Sea Snakes and Sovereignty: The Panama Sea-Level Canal Debate and Its Contributions to Cold War Environmental Diplomacy and Tropical Marine and Invasion Biology

Saturday, January 4, 2014: 12:30 PM
Columbia Hall 10 (Washington Hilton)
Christine Keiner, Rochester Institute of Technology
From the early 1960s through the 1970s, the U.S. government spent considerable capital investigating the feasibility of replacing the Panama Canal with a non-lock waterway, a plan originally spurred by the economic promise of nuclear engineering. The proposal generated a storm of protest among scientists who faulted officials for downplaying its risks, but because the megaproject never came to fruition the sea-level canal debate has been all but forgotten.  However, the controversy is worth remembering as a foundational initiative of environmental diplomacy between the United States and its strategic ally, Panama, and for the ways in which a group of researchers stimulated interest in marine biotic interchange and tropical ecology at a time when such subfields remained on the margins of academia.

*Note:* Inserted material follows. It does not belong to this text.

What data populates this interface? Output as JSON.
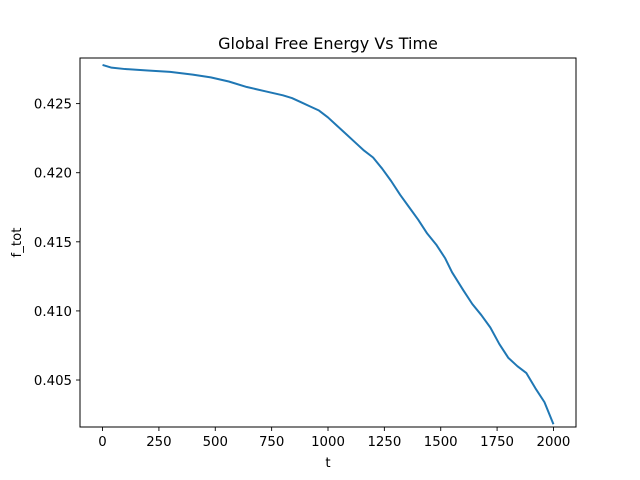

Led by biologists associated with the Smithsonian Institution, who had struggled to promote tropical research since taking over the Panama Canal Zone’s Barro Colorado Island in 1946, the controversy featured the then-novel issue of non-native marine species exchange as a potentially greater threat than radioactive fallout.  Framing the proposed canal as a fait accompli, Smithsonian biologists and administrators publicized the situation as a unique opportunity for promoting the isthmus as a strategic site for investigating the biogeographic origins, maintenance, and loss of tropical marine biodiversity.  Though their risky strategy irritated diplomats, engineers, and some fellow biologists, the Smithsonian provocateurs succeeded in forcing officials to acknowledge the project’s environmental costs, and in demonstrating the social relevance of trans-isthmian ecological and evolutionary research long before the “biodiversity crisis” or “invasive species” became household words.  The sea-level canal controversy serves as a useful lens for examining the changing postwar roles of scientists in international environmental politics, with respect to identifying both new perceptions of risk associated with megaprojects and to raising awareness of the importance of tropical marine and invasion biology.